Her heart moved hard and uncomfortably. “What do you mean?”
“Out of life. You want this Diamond Eddie’s job and what else? Come on. We’ve got time to kill. Let’s hear it.”
“Okay.” Shadow ran her tongue nervously over her lower lip and thought about it. Two days ago she had been sure that she had it all figured out.
/> “My own life,” she said finally, putting it into words.
“What’s holding you back?”
“The land I love, the people I love...and...and me.” She was shocked as she heard herself say it, but as soon as she did she knew it was true, knew it deep inside herself in that spot where no lies could live.
He was both startled and unnerved by her honesty. Apparently it extended to her own self-evaluations, as well.
“How so?” he asked after a moment.
“I don’t like saying no.” She reached up and wrenched her own hair free, fanning it out so it could dry. “People ask me for help, ask me to do this or that, and I’m always jumping to it as though no one else could handle the favor just as well. Then someone else gets all the happiness and the satisfaction. I get...nothing. They’re gone, Mac. All those years are gone. The other day something happened to snap me awake and I realized I’ve accomplished absolutely nothing for myself. I’m living the same exact way I did seven years ago. Not one single detail of my world has changed.”
So that was why she was here, he realized. He had suspected from the first that his pots were just an excuse. In some measure she was hiding from herself—or maybe she was trying to reclaim some small piece of her.

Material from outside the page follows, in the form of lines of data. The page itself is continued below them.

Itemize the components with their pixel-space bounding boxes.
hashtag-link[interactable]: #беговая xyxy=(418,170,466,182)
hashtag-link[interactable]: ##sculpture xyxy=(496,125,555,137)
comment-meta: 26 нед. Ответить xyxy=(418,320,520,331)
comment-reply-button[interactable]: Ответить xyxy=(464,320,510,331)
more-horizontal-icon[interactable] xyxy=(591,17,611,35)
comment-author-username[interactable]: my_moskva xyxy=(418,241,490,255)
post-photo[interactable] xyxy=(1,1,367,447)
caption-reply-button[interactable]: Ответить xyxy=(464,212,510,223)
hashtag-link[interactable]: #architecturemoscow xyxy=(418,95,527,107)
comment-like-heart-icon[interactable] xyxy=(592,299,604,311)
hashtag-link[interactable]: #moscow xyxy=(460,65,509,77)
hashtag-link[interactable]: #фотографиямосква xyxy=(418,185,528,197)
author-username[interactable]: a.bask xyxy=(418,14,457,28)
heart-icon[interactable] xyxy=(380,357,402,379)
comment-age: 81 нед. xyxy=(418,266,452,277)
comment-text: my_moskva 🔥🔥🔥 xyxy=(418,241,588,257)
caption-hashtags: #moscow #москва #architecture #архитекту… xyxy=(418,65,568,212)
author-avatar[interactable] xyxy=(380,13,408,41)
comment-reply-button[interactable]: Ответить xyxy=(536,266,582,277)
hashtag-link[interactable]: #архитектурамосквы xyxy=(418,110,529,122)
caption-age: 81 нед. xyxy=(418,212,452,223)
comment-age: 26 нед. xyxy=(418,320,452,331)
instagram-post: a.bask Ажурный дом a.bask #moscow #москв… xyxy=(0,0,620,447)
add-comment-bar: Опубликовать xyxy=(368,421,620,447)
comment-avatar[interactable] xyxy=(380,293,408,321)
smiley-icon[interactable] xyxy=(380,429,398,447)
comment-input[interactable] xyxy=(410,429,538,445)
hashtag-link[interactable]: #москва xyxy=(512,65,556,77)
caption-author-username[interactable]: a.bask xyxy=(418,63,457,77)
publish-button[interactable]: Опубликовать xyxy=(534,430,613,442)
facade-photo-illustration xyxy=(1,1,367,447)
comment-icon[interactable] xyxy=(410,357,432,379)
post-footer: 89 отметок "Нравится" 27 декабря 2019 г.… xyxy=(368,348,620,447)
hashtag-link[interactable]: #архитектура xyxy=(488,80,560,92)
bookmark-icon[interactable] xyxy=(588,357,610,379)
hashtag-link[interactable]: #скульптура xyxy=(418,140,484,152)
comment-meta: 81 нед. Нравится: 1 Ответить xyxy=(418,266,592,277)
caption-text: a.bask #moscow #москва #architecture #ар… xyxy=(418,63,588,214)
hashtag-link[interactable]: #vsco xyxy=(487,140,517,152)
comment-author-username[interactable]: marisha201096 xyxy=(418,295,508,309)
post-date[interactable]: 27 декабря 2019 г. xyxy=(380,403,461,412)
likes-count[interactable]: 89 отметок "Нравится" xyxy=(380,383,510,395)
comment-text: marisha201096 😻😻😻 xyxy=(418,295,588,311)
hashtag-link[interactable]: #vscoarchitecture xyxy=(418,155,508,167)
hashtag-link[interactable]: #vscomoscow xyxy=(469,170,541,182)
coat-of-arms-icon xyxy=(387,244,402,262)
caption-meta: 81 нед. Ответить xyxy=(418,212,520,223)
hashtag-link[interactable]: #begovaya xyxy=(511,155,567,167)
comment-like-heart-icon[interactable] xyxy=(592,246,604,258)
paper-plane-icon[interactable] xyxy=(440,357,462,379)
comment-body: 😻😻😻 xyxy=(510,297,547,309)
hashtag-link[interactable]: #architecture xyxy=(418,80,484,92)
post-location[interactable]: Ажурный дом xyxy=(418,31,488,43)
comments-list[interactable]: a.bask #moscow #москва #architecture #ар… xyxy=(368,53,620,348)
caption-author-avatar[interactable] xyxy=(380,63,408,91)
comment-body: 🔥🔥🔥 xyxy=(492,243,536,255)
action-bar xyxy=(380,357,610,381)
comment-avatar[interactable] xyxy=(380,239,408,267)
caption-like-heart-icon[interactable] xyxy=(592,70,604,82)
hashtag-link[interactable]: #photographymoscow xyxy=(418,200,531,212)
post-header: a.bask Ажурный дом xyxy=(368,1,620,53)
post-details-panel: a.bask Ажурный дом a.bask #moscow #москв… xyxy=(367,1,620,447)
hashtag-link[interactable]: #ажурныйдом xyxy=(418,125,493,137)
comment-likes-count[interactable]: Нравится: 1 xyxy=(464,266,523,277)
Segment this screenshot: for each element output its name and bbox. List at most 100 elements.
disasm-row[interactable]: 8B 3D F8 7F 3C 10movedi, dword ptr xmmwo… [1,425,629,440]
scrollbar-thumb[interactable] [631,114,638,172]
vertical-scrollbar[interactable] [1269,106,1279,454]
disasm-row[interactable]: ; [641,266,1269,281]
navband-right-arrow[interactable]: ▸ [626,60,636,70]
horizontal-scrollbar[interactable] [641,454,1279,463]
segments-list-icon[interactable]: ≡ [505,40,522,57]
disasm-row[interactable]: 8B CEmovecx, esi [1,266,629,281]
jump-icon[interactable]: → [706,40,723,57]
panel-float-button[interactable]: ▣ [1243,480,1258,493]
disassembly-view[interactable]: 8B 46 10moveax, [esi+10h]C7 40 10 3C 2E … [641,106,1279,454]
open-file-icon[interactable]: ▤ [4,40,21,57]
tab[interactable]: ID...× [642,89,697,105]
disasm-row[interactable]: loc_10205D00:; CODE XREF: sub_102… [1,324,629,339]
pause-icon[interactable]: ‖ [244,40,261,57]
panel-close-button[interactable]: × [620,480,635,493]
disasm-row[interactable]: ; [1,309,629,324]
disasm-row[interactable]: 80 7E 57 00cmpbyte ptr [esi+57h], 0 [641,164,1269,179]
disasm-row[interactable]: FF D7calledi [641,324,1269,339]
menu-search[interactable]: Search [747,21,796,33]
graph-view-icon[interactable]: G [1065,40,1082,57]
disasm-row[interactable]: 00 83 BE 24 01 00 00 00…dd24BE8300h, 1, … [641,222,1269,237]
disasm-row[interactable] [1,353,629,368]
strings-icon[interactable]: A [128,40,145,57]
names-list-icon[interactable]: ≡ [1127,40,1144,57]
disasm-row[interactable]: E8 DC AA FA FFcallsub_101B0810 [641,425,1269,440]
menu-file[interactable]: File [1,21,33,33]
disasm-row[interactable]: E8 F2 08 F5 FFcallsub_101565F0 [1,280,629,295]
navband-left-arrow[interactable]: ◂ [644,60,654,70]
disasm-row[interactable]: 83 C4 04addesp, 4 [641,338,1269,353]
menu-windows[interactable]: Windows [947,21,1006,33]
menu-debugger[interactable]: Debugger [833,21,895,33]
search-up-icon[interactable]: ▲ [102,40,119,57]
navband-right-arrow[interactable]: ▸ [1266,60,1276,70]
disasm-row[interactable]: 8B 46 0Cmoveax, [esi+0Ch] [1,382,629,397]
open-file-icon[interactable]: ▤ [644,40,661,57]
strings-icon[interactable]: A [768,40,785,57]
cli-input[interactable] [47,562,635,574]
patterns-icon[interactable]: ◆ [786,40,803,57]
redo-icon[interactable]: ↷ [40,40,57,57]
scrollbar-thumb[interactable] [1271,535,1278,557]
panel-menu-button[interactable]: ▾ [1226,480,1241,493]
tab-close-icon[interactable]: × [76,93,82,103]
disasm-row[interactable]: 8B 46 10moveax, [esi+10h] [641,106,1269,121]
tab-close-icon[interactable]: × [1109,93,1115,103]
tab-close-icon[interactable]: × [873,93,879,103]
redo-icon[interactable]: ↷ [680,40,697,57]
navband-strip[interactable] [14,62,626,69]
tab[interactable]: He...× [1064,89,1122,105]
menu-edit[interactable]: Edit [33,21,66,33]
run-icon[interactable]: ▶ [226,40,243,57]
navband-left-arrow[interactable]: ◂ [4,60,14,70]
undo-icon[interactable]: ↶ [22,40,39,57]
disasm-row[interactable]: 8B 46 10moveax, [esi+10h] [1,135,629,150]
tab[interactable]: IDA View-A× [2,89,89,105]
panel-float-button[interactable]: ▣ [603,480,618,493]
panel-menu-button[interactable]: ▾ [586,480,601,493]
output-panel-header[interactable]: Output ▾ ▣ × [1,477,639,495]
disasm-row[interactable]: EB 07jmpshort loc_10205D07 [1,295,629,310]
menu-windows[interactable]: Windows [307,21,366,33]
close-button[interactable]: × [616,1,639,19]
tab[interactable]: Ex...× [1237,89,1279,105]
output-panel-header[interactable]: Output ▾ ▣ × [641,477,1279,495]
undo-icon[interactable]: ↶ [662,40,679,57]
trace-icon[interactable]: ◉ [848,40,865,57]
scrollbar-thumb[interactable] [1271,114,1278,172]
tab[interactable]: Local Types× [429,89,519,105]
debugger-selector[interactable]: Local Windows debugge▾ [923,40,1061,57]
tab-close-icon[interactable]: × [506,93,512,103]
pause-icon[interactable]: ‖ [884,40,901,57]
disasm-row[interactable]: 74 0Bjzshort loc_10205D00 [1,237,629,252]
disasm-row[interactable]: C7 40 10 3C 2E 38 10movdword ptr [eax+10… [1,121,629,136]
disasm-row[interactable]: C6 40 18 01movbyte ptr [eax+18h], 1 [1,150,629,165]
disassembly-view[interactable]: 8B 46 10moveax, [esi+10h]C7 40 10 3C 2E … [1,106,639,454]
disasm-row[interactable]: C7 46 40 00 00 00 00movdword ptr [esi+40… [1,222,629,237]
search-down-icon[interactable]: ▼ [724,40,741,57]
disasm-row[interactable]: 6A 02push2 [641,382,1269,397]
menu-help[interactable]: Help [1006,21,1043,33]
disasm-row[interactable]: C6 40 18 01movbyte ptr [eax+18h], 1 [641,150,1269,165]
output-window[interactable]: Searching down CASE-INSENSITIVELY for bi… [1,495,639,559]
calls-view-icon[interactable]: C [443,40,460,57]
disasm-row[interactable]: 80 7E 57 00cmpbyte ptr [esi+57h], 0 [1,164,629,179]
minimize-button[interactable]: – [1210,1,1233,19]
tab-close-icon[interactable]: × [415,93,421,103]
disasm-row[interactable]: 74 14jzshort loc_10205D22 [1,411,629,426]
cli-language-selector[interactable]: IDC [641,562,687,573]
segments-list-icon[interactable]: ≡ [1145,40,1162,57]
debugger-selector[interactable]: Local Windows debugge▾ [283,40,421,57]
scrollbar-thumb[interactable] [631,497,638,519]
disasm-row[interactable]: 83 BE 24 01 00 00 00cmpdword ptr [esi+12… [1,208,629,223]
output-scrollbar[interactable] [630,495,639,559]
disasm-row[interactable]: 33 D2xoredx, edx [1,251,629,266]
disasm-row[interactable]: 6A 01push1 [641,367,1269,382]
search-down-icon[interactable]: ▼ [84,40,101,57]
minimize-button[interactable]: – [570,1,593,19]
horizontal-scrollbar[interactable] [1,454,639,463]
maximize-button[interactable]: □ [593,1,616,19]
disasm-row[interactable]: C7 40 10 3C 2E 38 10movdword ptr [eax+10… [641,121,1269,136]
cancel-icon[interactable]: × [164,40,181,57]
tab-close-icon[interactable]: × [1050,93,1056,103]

He watched her jump up to pace, even though the tent would scarcely allow it. Energy seemed to crackle around her, frustrated, hungry for something more. It tightened something inside him again. That, and all that hair, sleek and damp, flowing around her shoulders, bouncing each time she made a sharp turn. He had another flash of how it had looked all slicked back beneath the waterfall.
“Sit down,” he said too sharply.
She stopped to look at him warily.
“In another minute you’re going to have this tent loose and flying down the mountain.”
“Oh.” She sat again stiffly.
“I guess you don’t think of everything, huh?”
Her gaze turned defiant. She wasn’t sure if he was talking about the tent or her life. “I never said I did.”